For the optimized 3D LC-SQUMA sequence in this study, the B1 map was acquired using dual flip angles method and the blood was suppressed using MSDE. More novel methods can be used for the B1 map acquisition and blood suppression.7,8 In addition, the calculation of T2* map revealed the possibility to generate quantitative susceptibility map (QSM) and proton density map using 3D LC-SQUMA sequence in the future. In conclusion, the 3D LC-SQUMA sequence is feasible in the large-coverage carotid vessel wall quantitative imaging with isotropic spatial resolution.

Acknowledgements

None.

References

  1. Cai JM, Hatsukami TS, Ferguson MS, et al. Classification of human carotid atherosclerotic lesions with in vivo multicontrast magnetic resonance imaging. Circulation. 2002;106:1368-1373.
  2. Qiao H, Li D, Cao J, et al. Quantitative evaluation of carotid atherosclerotic vulnerable plaques using in vivo T1 mapping cardiovascular magnetic resonance: validation by histology. J Cardiovasc Magn Reson. 2020;22:38.
  3. Chai JT, Biasiolli L, Li L, et al. Quantification of Lipid-Rich Core in Carotid Atherosclerosis Using Magnetic Resonance T2 Mapping: Relation to Clinical Presentation. JACC Cardiovasc Imaging. 2017;10:747-756.
  4. Qiao H, Chen S, Ning Z, et al. Three-Dimensional Simultaneous Quantitative T1-T2-T2* Mapping of Carotid Vessel Wall: Sequence Design and In-vivo Feasibility. In the proceeding of 32nd SMRA Annual International Conference #43.
  5. Klein S, Staring M, Murphy K, Viergever MA, Pluim J. Elastix: a toolbox for intensity-based medical image registration. IEEE Trans Med Imaging. 2010;29:196-205.
  6. Huizinga W, Poot D, Guyader J-M, et al. PCA-based groupwise image registration for quantitative MRI. Med Image Anal. 2016;29:65-78.
  7. Gavazzi S, van den Berg CAT, Sbrizzi A, et al. Accuracy and precision of electrical permittivity mapping at 3T: the impact of three B1+ mapping techniques. Magn Reson Med. 2019;81:3628-3642.
  8. Li L, Miller KL, Jezzard P. DANTE-prepared pulse trains: a novel approach to motion-sensitized and motion-suppressed quantitative magnetic resonance imaging. Magn Reson Med. 2012;68:1423-1438.

Figures

Figure 1. Diagram of the 3D SQUMA sequence.

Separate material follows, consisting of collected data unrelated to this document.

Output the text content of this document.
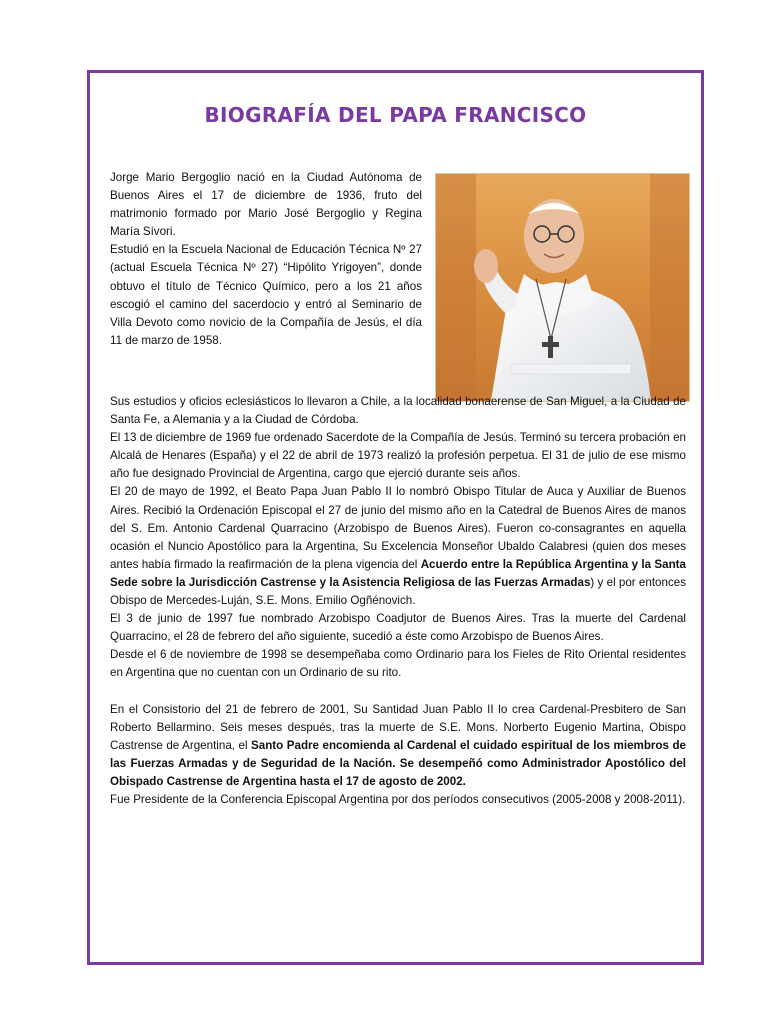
BIOGRAFÍA DEL PAPA FRANCISCO

Jorge Mario Bergoglio nació en la Ciudad Autónoma de Buenos Aires el 17 de diciembre de 1936, fruto del matrimonio formado por Mario José Bergoglio y Regina María Sívori.

Estudió en la Escuela Nacional de Educación Técnica Nº 27 (actual Escuela Técnica Nº 27) “Hipólito Yrigoyen”, donde obtuvo el título de Técnico Químico, pero a los 21 años escogió el camino del sacerdocio y entró al Seminario de Villa Devoto como novicio de la Compañía de Jesús, el día 11 de marzo de 1958.

Sus estudios y oficios eclesiásticos lo llevaron a Chile, a la localidad bonaerense de San Miguel, a la Ciudad de Santa Fe, a Alemania y a la Ciudad de Córdoba.

El 13 de diciembre de 1969 fue ordenado Sacerdote de la Compañía de Jesús. Terminó su tercera probación en Alcalá de Henares (España) y el 22 de abril de 1973 realizó la profesión perpetua. El 31 de julio de ese mismo año fue designado Provincial de Argentina, cargo que ejerció durante seis años.

El 20 de mayo de 1992, el Beato Papa Juan Pablo II lo nombró Obispo Titular de Auca y Auxiliar de Buenos Aires. Recibió la Ordenación Episcopal el 27 de junio del mismo año en la Catedral de Buenos Aires de manos del S. Em. Antonio Cardenal Quarracino (Arzobispo de Buenos Aires). Fueron co-consagrantes en aquella ocasión el Nuncio Apostólico para la Argentina, Su Excelencia Monseñor Ubaldo Calabresi (quien dos meses antes había firmado la reafirmación de la plena vigencia del Acuerdo entre la República Argentina y la Santa Sede sobre la Jurisdicción Castrense y la Asistencia Religiosa de las Fuerzas Armadas) y el por entonces Obispo de Mercedes-Luján, S.E. Mons. Emilio Ogñénovich.

El 3 de junio de 1997 fue nombrado Arzobispo Coadjutor de Buenos Aires. Tras la muerte del Cardenal Quarracino, el 28 de febrero del año siguiente, sucedió a éste como Arzobispo de Buenos Aires.

Desde el 6 de noviembre de 1998 se desempeñaba como Ordinario para los Fieles de Rito Oriental residentes en Argentina que no cuentan con un Ordinario de su rito.

En el Consistorio del 21 de febrero de 2001, Su Santidad Juan Pablo II lo crea Cardenal-Presbitero de San Roberto Bellarmino. Seis meses después, tras la muerte de S.E. Mons. Norberto Eugenio Martina, Obispo Castrense de Argentina, el Santo Padre encomienda al Cardenal el cuidado espiritual de los miembros de las Fuerzas Armadas y de Seguridad de la Nación. Se desempeñó como Administrador Apostólico del Obispado Castrense de Argentina hasta el 17 de agosto de 2002.

Fue Presidente de la Conferencia Episcopal Argentina por dos períodos consecutivos (2005-2008 y 2008-2011).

Figure 2. The linear regression lines of the T1 maps (a), T2 maps (b) and T2* maps (c) derived from SQUMA sequence and the reference method (inversion recovery spin echo, multi-echo spin echo and multi-echo gradient echo sequence) in phantom experiments.

Figure 3. 3D LC-SQUMA original images (a,b) and T1, T2 and T2* maps (c) of a representative slice from a 57-year-old female subject.

Table 1. LC-SQUMA imaging and B1 map imaging parameters.

Table 2. The imaging parameters of clinical referenced quantitative T1-, T2- and T2*- mapping.